Sun Sep 27 16:51:34 CEST 2009

Pascal Chambon wrote:
> Hello
> 
> Below is a corrected version of the PEP update, adding the start/end 
> indexes proposition and fixing functions signatures. Does anyone 
> disagree with these specifications ? Or can we consider it as a target 
> for the next versions of the io module ?
> I would have no problem to implement this behaviour in my own pure 
> python FileIO system, however if someone is willing to patch the _fileio 
> implementation, it'd save a lot of time - I most probably won't have the 
> means to setup a C compilation environment under windows and linux, and 
> properly update/test this, before January (when I get freelance...).
> 
> I launch another thread on other to-be-discussed IO points B-)
> 
> Regards,
> Pascal
> 
> ================ PEP UPDATE for new I/O system - v2 ===========
> 
> **Truncate and file pointer semantics**
> 
> Rationale :
> 
> The current implementation of truncate() always move the file pointer to 
> the new end of file.
> 
> This behaviour is interesting for compatibility, if the file has been 
> reduced and the file pointer is now past its end, since some platforms 
> might require 0 <= filepointer <= filesize.
> 
> However, there are several arguments against this semantic:
> 
>     * Most common standards (posix, win32…) allow the file pointer to be
>       past the end of file, and define the behaviour of other stream
>       methods in this case
>     * In many cases, moving the filepointer when truncating has no
>       reasons to happen (if we’re extending the file, or reducing it
>       without going beneath the file pointer)
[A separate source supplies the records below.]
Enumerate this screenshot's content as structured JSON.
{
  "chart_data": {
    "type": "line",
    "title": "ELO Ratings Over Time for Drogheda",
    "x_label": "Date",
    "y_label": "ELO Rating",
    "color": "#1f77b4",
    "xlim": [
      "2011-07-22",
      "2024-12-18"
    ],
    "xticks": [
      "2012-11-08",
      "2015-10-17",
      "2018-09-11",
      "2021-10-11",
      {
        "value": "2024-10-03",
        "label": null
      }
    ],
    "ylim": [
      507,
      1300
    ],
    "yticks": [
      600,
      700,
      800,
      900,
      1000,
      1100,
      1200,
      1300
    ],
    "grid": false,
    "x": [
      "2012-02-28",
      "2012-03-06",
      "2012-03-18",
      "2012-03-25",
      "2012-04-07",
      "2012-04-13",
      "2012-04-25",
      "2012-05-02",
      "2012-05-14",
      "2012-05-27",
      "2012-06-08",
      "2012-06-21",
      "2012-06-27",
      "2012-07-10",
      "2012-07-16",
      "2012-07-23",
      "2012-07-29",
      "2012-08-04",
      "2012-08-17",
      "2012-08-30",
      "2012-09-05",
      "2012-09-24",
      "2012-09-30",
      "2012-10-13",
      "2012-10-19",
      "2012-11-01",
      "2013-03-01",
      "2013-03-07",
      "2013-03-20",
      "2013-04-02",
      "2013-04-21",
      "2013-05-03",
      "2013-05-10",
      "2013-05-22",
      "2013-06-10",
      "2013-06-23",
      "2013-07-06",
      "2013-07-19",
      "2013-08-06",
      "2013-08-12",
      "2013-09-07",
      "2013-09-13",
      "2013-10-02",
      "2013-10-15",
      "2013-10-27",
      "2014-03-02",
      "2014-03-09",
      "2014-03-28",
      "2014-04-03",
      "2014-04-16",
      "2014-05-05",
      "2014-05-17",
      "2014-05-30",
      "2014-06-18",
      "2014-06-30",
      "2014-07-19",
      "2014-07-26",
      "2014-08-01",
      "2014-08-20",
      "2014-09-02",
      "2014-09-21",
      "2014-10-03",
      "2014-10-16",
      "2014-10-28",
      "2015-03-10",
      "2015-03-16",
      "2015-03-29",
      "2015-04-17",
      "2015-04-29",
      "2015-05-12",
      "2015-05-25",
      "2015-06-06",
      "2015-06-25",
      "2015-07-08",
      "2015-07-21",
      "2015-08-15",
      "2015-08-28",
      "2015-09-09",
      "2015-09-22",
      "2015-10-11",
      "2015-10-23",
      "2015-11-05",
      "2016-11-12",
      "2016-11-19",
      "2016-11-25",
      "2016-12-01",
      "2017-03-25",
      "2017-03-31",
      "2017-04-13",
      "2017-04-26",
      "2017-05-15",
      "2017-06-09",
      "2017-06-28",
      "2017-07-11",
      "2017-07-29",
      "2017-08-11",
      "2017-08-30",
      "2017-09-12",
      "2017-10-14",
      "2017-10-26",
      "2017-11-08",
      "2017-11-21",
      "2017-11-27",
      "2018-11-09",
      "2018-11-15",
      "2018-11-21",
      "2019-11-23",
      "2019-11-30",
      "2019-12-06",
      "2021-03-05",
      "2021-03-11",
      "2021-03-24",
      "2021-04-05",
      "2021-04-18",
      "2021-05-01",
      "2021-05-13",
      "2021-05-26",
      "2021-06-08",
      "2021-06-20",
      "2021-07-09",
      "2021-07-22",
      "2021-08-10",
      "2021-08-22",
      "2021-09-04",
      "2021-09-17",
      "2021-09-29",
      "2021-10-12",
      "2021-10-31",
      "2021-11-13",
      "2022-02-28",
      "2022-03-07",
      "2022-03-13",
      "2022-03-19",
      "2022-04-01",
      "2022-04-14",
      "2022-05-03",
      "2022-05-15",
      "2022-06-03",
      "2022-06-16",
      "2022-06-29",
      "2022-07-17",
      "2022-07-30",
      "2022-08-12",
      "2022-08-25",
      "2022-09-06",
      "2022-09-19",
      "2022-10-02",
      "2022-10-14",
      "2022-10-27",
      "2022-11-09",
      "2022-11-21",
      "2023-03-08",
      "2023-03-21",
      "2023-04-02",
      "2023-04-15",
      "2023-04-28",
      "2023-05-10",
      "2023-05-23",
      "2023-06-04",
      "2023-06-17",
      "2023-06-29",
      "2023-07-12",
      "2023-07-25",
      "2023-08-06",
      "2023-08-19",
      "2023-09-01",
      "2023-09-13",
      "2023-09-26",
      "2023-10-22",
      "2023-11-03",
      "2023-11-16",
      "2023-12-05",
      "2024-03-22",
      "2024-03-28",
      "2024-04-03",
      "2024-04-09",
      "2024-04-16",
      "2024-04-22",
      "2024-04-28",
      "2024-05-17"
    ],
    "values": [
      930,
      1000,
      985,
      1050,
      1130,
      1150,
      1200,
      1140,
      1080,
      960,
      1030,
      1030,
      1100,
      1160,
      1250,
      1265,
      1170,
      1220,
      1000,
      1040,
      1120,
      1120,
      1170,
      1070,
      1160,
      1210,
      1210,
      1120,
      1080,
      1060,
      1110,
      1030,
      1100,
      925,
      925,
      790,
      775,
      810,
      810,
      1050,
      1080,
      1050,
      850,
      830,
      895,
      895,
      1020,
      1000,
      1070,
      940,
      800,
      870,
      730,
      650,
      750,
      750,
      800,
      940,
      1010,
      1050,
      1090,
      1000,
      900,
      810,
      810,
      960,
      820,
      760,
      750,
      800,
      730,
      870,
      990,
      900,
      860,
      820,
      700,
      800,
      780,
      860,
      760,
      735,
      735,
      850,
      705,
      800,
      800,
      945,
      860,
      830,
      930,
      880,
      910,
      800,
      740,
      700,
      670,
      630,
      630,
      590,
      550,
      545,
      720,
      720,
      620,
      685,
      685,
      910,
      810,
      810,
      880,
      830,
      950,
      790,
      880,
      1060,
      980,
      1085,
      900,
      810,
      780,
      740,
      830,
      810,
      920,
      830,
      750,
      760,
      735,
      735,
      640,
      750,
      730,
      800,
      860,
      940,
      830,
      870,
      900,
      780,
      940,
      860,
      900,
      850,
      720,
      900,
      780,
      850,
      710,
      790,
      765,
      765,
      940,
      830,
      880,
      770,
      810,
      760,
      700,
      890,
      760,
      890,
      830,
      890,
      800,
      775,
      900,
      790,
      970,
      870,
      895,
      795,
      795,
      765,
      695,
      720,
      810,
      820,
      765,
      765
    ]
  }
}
>     * Making 0 <= filepointer <= filesize a global rule of the python IO
>       module doesn’t seems possible, since it would require
>       modifications of the semantic of other methods (eg. seek() should
>       raise exceptions or silently disobey when asked to move the
>       filepointer past the end of file), and lead to incoherent
>       situations when concurrently accessing files without locking (what
>       if another process truncates to 0 bytes the file you’re writing ?)
> 
> So here is the proposed semantic, which matches established conventions:
> 
> *IOBase.truncate(n: int = None) -> int*
> 
> Resizes the file to the size specified by the positive integer n, or by 
> the current filepointer position if n is None.
> 
> The file must be opened with write permissions.
> 
> If the file was previously larger than size, the extra data is discarded.
> If the file was previously shorter than size, its size is increased, and
> the extended area appears as if it were zero-filled.
> 
Instead of "than size", perhaps "than n".

> In any case, the file pointer is left unchanged, and may point beyond
> the end of file.
> 
> Note: trying to read past the end of file returns an empty string, and
> trying to write past the end of file extends it by zero-ing the gap. On
> rare platforms which don't support file pointers to be beyond the end of
> file, all these behaviours shall be faked thanks to internal storage of
> the "wanted" file pointer position (silently extending the file, if
> necessary, when a write operation occurs).
> 
>  
> 
> *Propositions of doc update*
> 
> *RawIOBase*.read(n: int) -> bytes
> 
> Read up to n bytes from the object and return them. Fewer than n bytes
> may be returned if the operating system call returns fewer than n bytes.
> If 0 bytes are returned, and n was not 0, this indicates end of file. If
> the object is in non-blocking mode and no bytes are available, the call
> returns None.
> 
> 
> *RawIOBase*.readinto(b: bytearray, [start: int = None], [end: int = 
> None]) -> int
> 
> start and end are used as slice indexes, so that the bytearray taken 
> into account is actually range = b[start:end] (or b[start:], b[:end] or 
> b[:], depending on the arguments which are not None).
> 
> Read up to len(range) bytes from the object and store them in b, returning
> the number of bytes read. Like .read, fewer than len(range) bytes may be
> read, and 0 indicates end of file if len(range) is not 0.
> None is returned if a non-blocking object has no bytes available. The 
> length of b is never changed.
> 
Should an exception be raised if start and/or end are out of range?